Hallo Frank,
On 05.09.2016 15:23, Frank Lanitz wrote:
Wir planen im Eigenbaukombinat in Halle eine Reihe von Workshops zu Upcycling. Das da natürlich Freie Software direkt oder indirekt eine wichtige Rolle spielt, ist klar. Nun kam aber auch der Gedanke auf, dass man da ja auch nachhaltige Software als expliziten Teilaspekt mit aufnehmen könnte. Hat sich wer von Euch in dem Kontext schon einmal Gedanken gemacht?
ich beschäftige mich momentan auch wieder mit dem Thema Software und Nachhaltigkeit. Habe in der Vergangenheit dazu aber auch schonmal dem Umweltbundesamt einen Artikel zu dem Thema "Nachhaltige Software" geschrieben. Halle ist ja nicht weit weg. Wenn euch mein Ansatz dazu gefällt (siehe unten) könnte ich gerne mal zu einer interessanten Abendveranstaltung und Diskussion vorbeikommen zu diesem Thema vorbeikommen.
On 05.09.2016 17:51, Wolfgang Romey wrote:
die Kombi SW (als immaterielles Gut) und Nachhaltigkeit ist zunächst einmal zumindest ungewohnt. Was könnte denn Nachhaltigkeit in diesem Zusammenhang überhaupt meinen?

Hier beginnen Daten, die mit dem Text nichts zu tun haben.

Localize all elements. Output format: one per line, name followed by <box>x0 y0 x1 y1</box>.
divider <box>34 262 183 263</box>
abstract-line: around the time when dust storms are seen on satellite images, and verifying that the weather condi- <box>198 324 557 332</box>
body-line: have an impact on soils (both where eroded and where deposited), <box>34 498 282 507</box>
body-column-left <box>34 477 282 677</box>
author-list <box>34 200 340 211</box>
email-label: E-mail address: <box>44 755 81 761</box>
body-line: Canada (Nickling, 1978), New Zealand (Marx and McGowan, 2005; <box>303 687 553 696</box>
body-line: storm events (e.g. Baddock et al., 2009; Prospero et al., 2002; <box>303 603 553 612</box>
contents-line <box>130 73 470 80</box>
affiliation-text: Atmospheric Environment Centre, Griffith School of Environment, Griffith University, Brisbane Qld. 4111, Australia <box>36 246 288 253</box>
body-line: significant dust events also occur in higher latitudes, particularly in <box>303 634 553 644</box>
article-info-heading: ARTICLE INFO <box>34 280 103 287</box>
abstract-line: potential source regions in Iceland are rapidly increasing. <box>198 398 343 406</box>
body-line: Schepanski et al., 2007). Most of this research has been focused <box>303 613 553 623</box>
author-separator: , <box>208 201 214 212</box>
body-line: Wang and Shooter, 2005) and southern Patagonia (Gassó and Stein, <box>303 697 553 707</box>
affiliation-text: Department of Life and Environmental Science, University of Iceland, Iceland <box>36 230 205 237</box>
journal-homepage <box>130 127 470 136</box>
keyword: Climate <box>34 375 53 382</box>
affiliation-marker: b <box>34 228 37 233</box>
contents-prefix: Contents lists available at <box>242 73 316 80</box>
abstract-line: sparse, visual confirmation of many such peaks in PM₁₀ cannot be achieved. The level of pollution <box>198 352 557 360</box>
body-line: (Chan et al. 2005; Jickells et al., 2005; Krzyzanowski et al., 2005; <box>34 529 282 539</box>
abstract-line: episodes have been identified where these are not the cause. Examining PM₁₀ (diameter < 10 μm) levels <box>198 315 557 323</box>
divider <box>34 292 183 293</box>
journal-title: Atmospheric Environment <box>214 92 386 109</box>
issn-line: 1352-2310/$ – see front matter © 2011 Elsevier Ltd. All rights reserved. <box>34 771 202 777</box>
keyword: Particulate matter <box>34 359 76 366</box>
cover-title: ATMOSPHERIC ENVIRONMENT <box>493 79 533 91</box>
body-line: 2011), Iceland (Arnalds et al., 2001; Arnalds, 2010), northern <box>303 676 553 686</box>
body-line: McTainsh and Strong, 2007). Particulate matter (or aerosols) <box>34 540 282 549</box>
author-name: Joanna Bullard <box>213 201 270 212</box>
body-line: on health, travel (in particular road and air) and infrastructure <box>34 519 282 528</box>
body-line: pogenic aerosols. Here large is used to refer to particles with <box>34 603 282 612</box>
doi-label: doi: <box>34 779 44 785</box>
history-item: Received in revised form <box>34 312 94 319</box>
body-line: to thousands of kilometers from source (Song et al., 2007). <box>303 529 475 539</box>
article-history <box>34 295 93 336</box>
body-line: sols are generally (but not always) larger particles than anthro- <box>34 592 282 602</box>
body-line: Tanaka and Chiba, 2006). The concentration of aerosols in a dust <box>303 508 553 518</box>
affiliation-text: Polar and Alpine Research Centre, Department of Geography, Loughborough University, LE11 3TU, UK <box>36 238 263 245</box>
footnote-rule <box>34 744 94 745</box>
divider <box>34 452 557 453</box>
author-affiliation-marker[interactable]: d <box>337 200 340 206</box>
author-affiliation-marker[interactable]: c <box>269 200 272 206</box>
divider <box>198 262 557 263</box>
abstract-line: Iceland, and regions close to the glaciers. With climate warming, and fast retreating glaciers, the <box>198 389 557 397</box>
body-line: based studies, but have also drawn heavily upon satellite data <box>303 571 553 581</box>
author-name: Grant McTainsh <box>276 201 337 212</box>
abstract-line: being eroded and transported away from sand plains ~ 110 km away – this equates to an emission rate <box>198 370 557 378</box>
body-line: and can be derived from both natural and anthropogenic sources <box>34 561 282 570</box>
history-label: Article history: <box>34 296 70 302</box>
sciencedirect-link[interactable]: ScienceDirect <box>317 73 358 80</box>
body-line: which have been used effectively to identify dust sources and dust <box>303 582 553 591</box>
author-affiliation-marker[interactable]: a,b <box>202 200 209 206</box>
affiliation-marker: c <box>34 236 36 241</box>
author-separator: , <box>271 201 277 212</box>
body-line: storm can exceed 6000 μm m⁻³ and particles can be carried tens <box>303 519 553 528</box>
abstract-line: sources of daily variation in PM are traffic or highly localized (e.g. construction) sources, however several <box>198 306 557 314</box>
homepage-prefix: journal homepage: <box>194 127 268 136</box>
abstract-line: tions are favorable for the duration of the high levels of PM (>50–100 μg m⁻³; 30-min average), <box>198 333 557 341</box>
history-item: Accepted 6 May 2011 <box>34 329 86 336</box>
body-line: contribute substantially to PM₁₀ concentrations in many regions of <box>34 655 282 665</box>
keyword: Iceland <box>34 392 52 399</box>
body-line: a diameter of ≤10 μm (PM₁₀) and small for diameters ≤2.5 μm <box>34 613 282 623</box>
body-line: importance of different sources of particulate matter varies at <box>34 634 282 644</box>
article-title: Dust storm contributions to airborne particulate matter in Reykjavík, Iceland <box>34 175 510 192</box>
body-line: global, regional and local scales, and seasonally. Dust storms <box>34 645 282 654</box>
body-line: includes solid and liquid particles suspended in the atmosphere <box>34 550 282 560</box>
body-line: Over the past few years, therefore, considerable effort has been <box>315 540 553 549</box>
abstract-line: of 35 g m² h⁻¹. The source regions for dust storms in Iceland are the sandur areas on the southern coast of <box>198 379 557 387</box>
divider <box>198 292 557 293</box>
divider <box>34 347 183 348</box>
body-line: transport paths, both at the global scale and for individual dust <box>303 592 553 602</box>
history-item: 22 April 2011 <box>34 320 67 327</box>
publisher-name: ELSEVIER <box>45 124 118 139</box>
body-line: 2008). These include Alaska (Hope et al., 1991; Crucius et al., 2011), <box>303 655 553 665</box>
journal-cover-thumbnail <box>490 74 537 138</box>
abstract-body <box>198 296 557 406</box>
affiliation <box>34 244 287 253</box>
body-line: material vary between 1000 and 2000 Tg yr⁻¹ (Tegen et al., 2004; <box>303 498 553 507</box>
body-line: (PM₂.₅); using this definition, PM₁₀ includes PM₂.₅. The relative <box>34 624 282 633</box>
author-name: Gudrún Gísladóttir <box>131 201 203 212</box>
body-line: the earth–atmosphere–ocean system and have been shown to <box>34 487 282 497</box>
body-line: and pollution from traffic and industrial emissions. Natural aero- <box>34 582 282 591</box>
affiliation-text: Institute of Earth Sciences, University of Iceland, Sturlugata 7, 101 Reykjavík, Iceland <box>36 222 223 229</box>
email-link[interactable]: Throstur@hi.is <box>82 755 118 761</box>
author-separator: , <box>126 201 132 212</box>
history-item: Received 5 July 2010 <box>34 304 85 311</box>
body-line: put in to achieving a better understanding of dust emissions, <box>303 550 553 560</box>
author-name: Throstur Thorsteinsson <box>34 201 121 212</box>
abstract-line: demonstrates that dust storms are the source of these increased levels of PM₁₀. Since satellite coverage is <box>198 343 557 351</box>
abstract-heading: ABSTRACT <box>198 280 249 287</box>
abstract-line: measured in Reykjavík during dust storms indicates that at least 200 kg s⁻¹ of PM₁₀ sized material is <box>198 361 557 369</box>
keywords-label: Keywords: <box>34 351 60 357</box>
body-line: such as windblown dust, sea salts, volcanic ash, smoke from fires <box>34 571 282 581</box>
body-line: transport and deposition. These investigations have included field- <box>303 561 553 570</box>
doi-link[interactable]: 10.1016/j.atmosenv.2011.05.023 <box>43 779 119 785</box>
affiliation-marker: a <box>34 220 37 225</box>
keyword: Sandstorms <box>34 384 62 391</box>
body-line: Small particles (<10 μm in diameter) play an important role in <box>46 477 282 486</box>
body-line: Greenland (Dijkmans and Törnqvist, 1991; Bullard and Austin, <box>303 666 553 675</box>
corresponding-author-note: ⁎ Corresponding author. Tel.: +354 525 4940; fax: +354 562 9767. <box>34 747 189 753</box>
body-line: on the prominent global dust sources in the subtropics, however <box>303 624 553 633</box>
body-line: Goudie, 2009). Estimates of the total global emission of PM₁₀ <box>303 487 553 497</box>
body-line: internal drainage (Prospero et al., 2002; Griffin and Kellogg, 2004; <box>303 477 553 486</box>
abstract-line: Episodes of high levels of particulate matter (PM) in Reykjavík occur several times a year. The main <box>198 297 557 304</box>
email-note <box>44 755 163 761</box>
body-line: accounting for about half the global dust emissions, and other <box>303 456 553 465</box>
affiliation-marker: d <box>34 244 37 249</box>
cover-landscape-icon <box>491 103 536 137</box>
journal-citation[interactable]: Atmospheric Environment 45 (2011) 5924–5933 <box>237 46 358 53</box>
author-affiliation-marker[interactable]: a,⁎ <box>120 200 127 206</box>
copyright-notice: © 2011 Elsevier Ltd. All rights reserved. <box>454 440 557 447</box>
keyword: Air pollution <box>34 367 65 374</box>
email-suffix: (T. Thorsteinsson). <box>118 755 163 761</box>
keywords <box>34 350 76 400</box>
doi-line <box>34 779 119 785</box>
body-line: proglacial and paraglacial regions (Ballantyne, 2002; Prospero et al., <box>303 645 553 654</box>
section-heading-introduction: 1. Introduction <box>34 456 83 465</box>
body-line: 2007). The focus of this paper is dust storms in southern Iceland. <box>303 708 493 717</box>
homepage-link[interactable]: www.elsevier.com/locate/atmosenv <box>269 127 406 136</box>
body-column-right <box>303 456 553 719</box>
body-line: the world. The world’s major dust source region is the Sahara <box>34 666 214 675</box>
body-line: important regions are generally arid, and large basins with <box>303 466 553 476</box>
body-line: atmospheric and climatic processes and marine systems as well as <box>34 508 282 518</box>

Das könnte z.B. Folgendes meinen:
"Anforderungen an nachhaltige Software
Unter Nachhaltiger Software“ wird (im weitesten Sinne) Software
verstanden, die entlang ihres Lebensweges (Entwicklung, Anwendung, Außerbetriebnahme) die Umwelt wenig belastet und somit ressourcenschonend und energieeffizient ist. Dies kann beispielsweise dadurch realisiert sein, dass sie effizient und schlank programmiert sowie modular und erweiterbar ist oder langfristig gepflegt wird. Weiterhin kann sich die Software dadurch auszeichnen, dass sie in ihrer Anwendung einen positiven Effekt auf die Umwelt hat, beispielsweise indem sie hilft, Energie und Ressourcen einzusparen oder Prozesse zu optimieren."
Die Quelle dazu findet sich auf meiner Webseite nachhaltigkeit-digital.de
Dem stimme ich voll und ganz zu, betrachte die Schonung von "weltlichen" und damit vor allem endlichen Ressourcen als nur einen Aspekt. In meinem Artikel [1] betrachte ich nicht nur die "Nachhaltigkeit durch Software" sondern auch die "Nachhaltigkeit von Software selbst". Wenn man "Digitale Güter" (zb eine Software) als Ressource versteht, so eine meiner Grundargumentationen, dann kehren sich die Maßnahmen zu deren Ressourcenerhalt ins Gegenteil:
[...] Beispiel: Betrachten wir ein einzelnes Computerprogramm als eine Ressourcen-Einheit der Menge Eins, dann kann diese Einheit prinzipiell unendlich oft verwendet, kopiert und getauscht werden ohne dass sich dadurch die Ursprungsressource jemals verbrauchen würde. Im Gegenteil: Mit jeder Kopie des Computerprogramms steigt die Menge der zur Verfügung stehenden Ressourcen-Einheiten. Betrachtet man eine spezifische Form digitaler Information – zum Beispiel ein einzelnes Computerprogramm – als besonders schützenswert und möchte diese Ressource für zukünftige Generationen erhalten, dann ist eine erfolgversprechende Strategie, möglichst viele Kopien davon (= Einheiten) möglichst weit zu verbreiten. [...]
Und bei dieser Betrachtung kommt Freier Software eine Besondere Bedeutung zu, denn:
[...] Zusammenfassend gilt, dass Software dann zu einer nachhaltigen Ressource wird, wenn sie frei kopiert und angepasst werden kann. Diese Möglichkeiten müssen jedoch explizit eingeräumt werden. Denn obwohl Software sich durch die Erstellung von Kopien nicht erschöpfen kann, können digitale Ressourcen durchaus ausschließbare Güter sein: Durch Anwendung von Immaterialgüterrechten, geschlossenem Code und Kopierschutzmaßnahmen werden digitale Ressourcen künstlich verknappt und damit vom Teilen, dem freien Gebrauch und der freien Weiterentwicklung ausgeschlossen. Die künstliche Verknappung des Angebots soll Markt erschaffend wirken; allerdings liegt gerade in der künstlichen Verknappung digitaler Ressourcen die Gefahr des unwiderruflichen Ressourcen- und damit Wissensverlustes. [...]
Der Artikel findet sich auch in der Dokumentation des UBA [2]
@Wolfgang: Würde mich freuen, wenn wir auf der ORR die Zeit finden uns im persönlichen Gespräch darüber austauschen.